Favorable Phase 2 Data for Ranolazine in AF

Summary

This article presents results of the Ranolazine in Atrial Fibrillation Following an Electrical Cardioversion randomized trial [RAFFAELLO; NCT01534962], an international, double-blind, parallel, Phase 2, dose-ranging study testing three oral ranolazine doses. The results demonstrated safety and provided favorable findings with regard to efficacy for patients with atrial fibrillation.

  • Cardiology Clinical Trials
  • Arrhythmias
  • Cardiology Clinical Trials
  • Arrhythmias
  • Cardiology

Gaetano De Ferrari, MD, Policlinico S Matteo and University of Pavia, Pavia, Italy, presented results of the Ranolazine in Atrial Fibrillation Following an Electrical Cardioversion randomized trial [RAFFAELLO; NCT01534962], an international, double-blind, parallel, Phase 2, dose-ranging study testing three oral ranolazine doses. The results demonstrated safety and provided favorable findings with regard to efficacy for patients with atrial fibrillation (AF).

Although antiarrhythmic medications are widely used in managing patients with AF, with the aim of reducing mortality and hospitalizations, their use has been limited by a combination of toxicity and only modest efficacy. Ranolazine is a relatively new drug approved for the management of chronic angina that blocks late sodium currents, and although it also reduces supraventricular arrhythmias, its use by patients with AF is poorly documented [Zimetbaum P. Circulation 2012].

The RAFFAELLO trial conducted by Prof. De Ferrari and colleagues was the first study to prospectively examine the efficacy and safety of ranolazine in patients with persistent AF. To be included in the study, patients were required to be aged ≥18 years, have persistent AF of 7 days to 6 months in duration, and be suitable for direct-current cardioversion (DCC). Exclusion criteria included congestive heart failure (NYHA Class 3 or 4) and the use of Class 1 or 3 antiarrhythmic agents in the previous 3 days (or 2 weeks and 3 months in the cases of dronedarone and oral amiodarone, respectively).

The primary end point was median time from randomization to first documented AF recurrence. Secondary end points included time to first documented and confirmed AF recurrence and time to first documented AF recurrence in patients who remained in sinus rhythm 2 days after DCC.

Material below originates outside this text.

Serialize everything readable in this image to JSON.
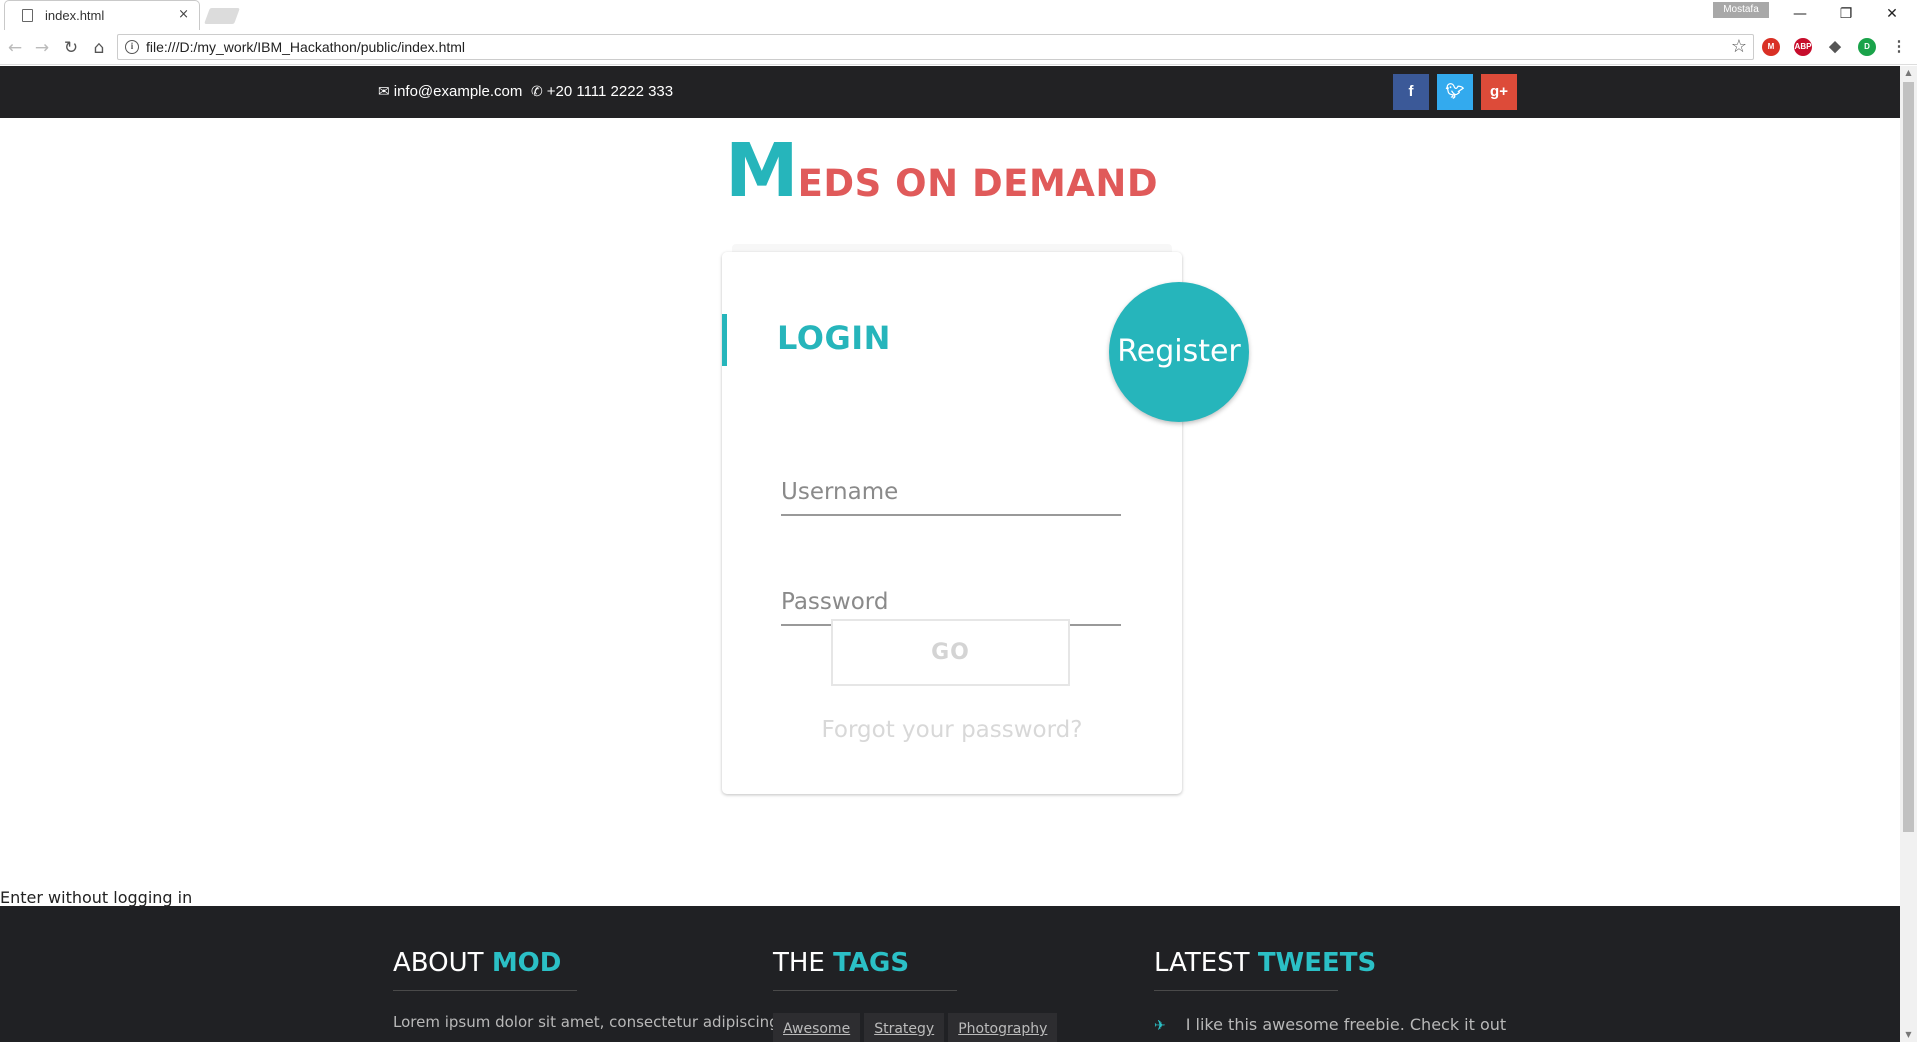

During the 16-week study, electrocardiograms (ECGs) were performed daily and in the case of symptoms, using transtelephonic ECG (TT-ECG) devices. ECGs were then transmitted to a central core ECG laboratory for interpretation.

Intention-to-treat (ITT) analysis was performed on 238 study participants, who were randomly assigned 1:1:1:1 to ranolazine (RAN) 375 mg twice daily (BID) (n=65), 500 mg BID (n=60), or 750 mg BID (n=58), or placebo (n=55). The most common ECG interpretation was stable sinus rhythm (79.1%), followed by AF (11.5%), and the remaining 9.3% comprised poor-quality recordings that were unable to be assessed.

Overall safety was favorable, with a similar incidence of all treatment-emergent side effects in the RAN 375 (78.5%), RAN 500 (76.7%), RAN 750 (72.4%), and placebo (74.5%) groups. The incidence of drug-related side effects appeared to be dose dependent (10.8% vs 15.0% vs 22.4% vs 3.6%), was mostly mild, and involved dizziness, fatigue, constipation, and nausea. Severe side effects were rare, comprising pancreatitis (RAN 375; n=1), orthostatic hypotension (RAN 750; n=1), atrial flutter (RAN 750; n=1), and sudden cardiac death (placebo; n=1).

The primary efficacy endpoint of this study was not met, because no single dose of ranolazine significantly prolonged time to first AF recurrence. In a prespecified analysis of time to first AF recurrence, however, excluding patients who relapsed within the first 48 hours, there was a trend toward significance for the two higher doses of ranolazine (Figure 1).

Figure 1.

Prespecified Analysis of Time to First Atrial Fibrillation Recurrence

Reproduced with permission from GF De Ferrari, MD.

An exploratory analysis of the different dose groups also showed that, whereas the 375-mg dose was ineffective, the two higher doses showed promising trends toward efficacy in freedom from AF (Figure 2).

Figure 2.

Freedom From Atrial Fibrillation

Reproduced with permission from GF De Ferrari, MD.

The study did suggest very good safety and tolerability of ranolazine. In addition, combining data from the 500- and 750-mg-dose groups and comparing them with either placebo or the ineffective 375-mg-dose group suggested a 25% to 30% reduction in overall recurrence of AF, concluded Prof. De Ferrari.

These data show favorable findings that support further investigation in the use of ranolazine after cardioversion by patients with atrial fibrillation.